Throughout the world, 805 million people are going hungry, while far more, in fact over two billion, are suffering from so-called hidden hunger, a form of malnutrition based on a lack of micronutrients. Also, flight, displacement and civil war are having drastic impacts on the food situation. These are some of the key findings of the World Hunger Index 2014 that Welthungerhilfe presented together with the International Food Policy Institute (IFPRI) and the relief organisation Concern Worldwide in various countries on the 13th October 2014.
At the presentation in Berlin, Germany, Welthungerhilfe President Bärbel Dieckmann highlighted the considerable influence that conflicts have on the population’s food situation. For example, in this year’s World Hunger Index, Iraq has scored the second worst result of all countries; there, the share of hungry people has more than doubled since 1990. Developments in Syria and South Sudan are worrying, too. Refugees are always exposed to an increased danger of food insecurity and disease, as well as a worsening provision of primary health care in the countries affected.
Dieckmann warns that the situation in West Africa can also quickly become alarming, and maintains that the Ebola epidemic in the countries concerned is going to have a considerable impact on the food situation. “People have to join forces throughout the world to address these challenges. We must have the courage to display unconditional solidarity,” Dieckmann said.
Some key findings
The 2014 Global Hunger Index (GHI) is calculated for 120 countries for which data are available for three indicators: the proportion of people who are undernourished, the proportion of children under five who are underweight, and the mortality rate of children under age five. In future, the second indicator, which establishes the number of underweight children, is to be extended by the factors “stunting” (children who are too small for their age) and “wasting” (children who are too light for their age), says IFPRI staff member Klaus von Grebmer.
Out of the 120 countries, 44 record a situation of “little hunger”, so that only 76 countries have been included in the ranking. The necessary data are not available for a large number of other countries, including Afghanistan, the Democratic Republic of the Congo, Myanmar, Papua New Guinea, and Somalia. The data to compute the scores are compiled by the United Nations agencies. The 2014 GHI reflects data spanning the period 2009–2014.
The problem with hidden hunger
While the data base for the above-mentioned is already more than poor, as von Grebmer criticised introducing the report, this applies all the more to hidden hunger. For as its name implies, the problem is that it takes effect before one sees it. Moreover, it is difficult to measure, nutritional scientist Hans Konrad Biesalski explained during the subsequent panel debate. Regarding vitamin A deficiency, for example, children are highly vulnerable to infections. Among girls, there is an increased risk of suffering premature births later on in life or dying when giving birth. However, as a rule, the deficiency is only spotted when the first symptoms appear. This also applies to zinc deficiency. It leads to cells dying in the intestines that release zinc, so that the blood count initially suggests a high or sufficient supply of zinc. Biesalski also stresses that more and more children are suffering from both malnutrition and supernutrition.

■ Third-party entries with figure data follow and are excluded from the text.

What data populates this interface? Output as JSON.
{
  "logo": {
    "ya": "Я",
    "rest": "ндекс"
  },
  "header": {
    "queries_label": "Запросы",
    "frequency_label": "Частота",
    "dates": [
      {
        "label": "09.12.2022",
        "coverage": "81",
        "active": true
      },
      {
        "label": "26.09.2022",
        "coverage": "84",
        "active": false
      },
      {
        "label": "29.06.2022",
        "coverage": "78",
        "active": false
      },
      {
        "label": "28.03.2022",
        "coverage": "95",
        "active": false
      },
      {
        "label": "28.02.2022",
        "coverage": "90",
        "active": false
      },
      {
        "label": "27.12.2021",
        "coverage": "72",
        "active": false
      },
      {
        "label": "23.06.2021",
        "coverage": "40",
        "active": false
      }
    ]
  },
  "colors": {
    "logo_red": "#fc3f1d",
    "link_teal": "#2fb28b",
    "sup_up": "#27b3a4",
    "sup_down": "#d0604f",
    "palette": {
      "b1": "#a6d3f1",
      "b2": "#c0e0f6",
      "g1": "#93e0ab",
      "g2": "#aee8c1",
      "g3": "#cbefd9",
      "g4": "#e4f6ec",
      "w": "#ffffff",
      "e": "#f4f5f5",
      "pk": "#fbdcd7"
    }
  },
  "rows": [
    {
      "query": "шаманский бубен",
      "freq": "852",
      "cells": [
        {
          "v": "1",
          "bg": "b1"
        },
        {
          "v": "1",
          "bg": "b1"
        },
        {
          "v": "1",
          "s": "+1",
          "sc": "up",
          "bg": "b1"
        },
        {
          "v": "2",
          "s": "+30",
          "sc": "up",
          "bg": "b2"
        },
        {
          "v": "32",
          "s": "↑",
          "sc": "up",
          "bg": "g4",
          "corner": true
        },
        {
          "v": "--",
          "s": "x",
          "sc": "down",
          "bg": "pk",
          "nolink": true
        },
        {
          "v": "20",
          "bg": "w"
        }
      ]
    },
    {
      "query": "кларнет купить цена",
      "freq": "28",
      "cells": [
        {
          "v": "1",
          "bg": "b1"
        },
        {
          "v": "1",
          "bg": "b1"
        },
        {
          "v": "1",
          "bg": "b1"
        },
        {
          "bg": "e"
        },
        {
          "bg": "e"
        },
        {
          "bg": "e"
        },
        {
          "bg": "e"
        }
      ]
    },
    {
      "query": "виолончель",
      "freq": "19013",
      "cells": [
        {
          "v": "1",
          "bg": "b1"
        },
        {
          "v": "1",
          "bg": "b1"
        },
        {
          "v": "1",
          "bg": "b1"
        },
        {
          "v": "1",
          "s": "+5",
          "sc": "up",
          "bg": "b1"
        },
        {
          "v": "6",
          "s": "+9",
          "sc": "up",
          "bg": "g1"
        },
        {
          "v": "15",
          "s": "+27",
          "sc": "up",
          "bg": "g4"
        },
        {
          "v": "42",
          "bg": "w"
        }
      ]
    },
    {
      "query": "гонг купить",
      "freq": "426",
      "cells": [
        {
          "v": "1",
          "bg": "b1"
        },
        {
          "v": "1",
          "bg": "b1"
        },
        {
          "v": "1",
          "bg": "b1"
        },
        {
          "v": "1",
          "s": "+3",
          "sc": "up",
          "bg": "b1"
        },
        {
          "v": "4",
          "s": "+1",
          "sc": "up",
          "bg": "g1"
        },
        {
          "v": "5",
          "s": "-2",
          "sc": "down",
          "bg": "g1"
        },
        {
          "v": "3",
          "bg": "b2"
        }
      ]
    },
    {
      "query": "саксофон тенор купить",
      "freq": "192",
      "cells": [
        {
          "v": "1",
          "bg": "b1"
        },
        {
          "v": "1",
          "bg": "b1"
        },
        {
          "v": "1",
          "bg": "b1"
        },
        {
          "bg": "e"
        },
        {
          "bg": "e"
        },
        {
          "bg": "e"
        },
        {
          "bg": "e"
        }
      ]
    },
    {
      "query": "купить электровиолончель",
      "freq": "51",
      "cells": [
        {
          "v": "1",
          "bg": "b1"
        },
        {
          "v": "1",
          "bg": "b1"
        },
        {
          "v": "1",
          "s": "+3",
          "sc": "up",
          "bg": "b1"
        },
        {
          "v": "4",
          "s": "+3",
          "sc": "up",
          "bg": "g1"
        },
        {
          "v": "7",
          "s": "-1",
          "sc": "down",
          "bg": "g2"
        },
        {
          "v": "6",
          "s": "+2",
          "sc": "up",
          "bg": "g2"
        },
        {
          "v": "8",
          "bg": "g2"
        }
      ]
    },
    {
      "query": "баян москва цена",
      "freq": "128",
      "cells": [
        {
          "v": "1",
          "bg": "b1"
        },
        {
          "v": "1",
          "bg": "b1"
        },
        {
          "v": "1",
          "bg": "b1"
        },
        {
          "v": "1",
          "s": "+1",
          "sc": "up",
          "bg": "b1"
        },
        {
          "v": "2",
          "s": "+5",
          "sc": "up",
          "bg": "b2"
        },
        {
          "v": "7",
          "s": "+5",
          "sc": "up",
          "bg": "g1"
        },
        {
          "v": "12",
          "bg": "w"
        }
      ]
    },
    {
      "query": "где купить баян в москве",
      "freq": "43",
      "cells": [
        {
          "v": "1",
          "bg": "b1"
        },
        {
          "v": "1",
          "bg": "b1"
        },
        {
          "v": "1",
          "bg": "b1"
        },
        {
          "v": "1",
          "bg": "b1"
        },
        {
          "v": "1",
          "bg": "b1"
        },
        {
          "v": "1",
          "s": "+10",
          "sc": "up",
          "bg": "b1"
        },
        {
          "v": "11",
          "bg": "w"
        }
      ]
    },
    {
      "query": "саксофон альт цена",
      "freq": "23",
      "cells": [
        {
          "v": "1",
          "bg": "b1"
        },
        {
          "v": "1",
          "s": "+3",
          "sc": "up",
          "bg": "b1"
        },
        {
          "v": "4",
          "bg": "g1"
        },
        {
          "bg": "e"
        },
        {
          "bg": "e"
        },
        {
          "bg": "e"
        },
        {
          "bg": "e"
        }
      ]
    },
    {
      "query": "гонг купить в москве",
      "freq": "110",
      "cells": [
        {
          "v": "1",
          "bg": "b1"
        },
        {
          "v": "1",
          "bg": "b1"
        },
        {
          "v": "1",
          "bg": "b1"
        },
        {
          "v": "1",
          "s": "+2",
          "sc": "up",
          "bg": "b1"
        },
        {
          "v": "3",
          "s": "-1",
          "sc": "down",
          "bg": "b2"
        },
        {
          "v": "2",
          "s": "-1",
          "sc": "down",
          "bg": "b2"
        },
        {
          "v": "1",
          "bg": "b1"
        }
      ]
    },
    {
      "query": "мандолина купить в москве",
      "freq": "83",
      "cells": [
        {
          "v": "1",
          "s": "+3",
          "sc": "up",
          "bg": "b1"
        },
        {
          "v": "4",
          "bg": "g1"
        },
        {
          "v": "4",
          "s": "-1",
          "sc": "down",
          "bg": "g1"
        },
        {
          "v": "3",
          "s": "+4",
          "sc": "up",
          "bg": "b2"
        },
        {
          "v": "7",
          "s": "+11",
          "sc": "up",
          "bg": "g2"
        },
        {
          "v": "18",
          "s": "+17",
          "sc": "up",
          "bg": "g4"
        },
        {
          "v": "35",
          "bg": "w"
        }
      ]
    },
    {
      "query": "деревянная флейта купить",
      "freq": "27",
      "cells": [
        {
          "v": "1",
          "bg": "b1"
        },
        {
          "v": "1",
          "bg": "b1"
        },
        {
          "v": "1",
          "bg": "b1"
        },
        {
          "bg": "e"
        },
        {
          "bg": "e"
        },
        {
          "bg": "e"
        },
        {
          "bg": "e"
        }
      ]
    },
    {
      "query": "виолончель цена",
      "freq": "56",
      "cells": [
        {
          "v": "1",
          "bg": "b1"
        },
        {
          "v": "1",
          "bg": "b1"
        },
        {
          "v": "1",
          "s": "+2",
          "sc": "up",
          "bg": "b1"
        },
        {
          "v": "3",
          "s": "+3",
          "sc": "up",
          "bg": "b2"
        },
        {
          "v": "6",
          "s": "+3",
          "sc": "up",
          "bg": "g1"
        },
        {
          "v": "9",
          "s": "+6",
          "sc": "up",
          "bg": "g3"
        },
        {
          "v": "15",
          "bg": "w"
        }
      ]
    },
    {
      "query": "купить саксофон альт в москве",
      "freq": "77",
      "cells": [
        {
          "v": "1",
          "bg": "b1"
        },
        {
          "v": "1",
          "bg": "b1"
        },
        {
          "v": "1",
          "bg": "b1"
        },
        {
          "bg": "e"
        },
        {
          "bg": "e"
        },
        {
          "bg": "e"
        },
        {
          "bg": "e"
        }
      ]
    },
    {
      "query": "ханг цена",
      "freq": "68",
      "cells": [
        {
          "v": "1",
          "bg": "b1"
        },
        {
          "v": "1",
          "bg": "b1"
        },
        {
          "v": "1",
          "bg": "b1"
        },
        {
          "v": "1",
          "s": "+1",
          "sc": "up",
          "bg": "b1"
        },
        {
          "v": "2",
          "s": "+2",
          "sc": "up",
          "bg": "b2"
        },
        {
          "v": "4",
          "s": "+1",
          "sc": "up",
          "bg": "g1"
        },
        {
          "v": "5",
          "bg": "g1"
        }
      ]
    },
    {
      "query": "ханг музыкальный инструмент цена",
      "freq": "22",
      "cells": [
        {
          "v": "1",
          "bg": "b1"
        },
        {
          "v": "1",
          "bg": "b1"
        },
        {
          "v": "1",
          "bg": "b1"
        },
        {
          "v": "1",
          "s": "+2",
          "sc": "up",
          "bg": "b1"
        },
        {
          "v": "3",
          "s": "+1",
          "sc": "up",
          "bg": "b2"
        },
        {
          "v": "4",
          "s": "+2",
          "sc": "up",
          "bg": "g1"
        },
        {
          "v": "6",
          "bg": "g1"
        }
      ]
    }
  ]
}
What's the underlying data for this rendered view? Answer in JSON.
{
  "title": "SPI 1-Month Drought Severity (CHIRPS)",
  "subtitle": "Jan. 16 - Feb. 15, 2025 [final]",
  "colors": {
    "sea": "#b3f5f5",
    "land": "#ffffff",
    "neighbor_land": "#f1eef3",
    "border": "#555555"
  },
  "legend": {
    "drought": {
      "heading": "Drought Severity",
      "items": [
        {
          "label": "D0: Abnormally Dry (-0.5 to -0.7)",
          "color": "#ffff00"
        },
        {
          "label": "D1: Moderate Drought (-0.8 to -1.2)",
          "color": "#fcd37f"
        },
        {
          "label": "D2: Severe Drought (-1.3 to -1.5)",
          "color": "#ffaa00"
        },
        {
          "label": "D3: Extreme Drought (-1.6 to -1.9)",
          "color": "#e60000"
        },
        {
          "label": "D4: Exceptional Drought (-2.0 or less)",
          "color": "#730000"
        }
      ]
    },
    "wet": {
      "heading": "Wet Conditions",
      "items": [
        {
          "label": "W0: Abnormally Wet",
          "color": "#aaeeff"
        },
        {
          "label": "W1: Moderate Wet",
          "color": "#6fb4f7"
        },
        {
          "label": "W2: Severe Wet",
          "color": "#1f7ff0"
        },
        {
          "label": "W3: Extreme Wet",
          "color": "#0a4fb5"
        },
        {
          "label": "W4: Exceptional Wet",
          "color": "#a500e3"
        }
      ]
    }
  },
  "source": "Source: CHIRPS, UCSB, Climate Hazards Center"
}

Acute interventions are important, …
In the debate over possible ways of tackling micronutrient deficiency, the participants in the panel debate agreed that food supplements and fortification could only be temporary strategies, whereas the goal had to be a diversification of food – which however was difficult to achieve. “Increases in productivity and higher income alone are not sufficient to solve the problem,” said Birgit Poniatowski of the Global Alliance for Improved Nutrition (GAIN). Biesalski emphasised that it was important to always check first which food was locally available, and also eaten, i.e. accepted, by the population. Otherwise there was a danger e.g. of the food supplied quickly landing in the pig’s trough. He added that although acute interventions to tackle the effects of deficiencies were important, they could only be successful in the long run if a sustainable development of small-scale agriculture was taking place at the same time.
… but integrated approaches are better
Welthungerhilfe Secretary General Wolfgang Jamann presented corresponding integrated approaches such as the project “Realigning Agriculture to Improve Nutrition” (RAIN), which the organisation is conducting in Zambia together with Concern Worldwide. In addition to small livestock husbandry, it focuses on kitchen gardening in which a wide range of useful plants are grown that bear a high nutritional value. For example, beans enriched with iron are grown that are very popular among the population thanks to their short cooking time and tastiness. Moreover, community health assistants working in an honorary capacity and specially selected smallholders run training programmes on agriculture and food for pregnant women and mothers of infants on a continuous basis. In addition, the pregnant women are given iron and folic acid preparations and the children vitamin A supplements twice a year. Just below 4,500 households are reached by the programme.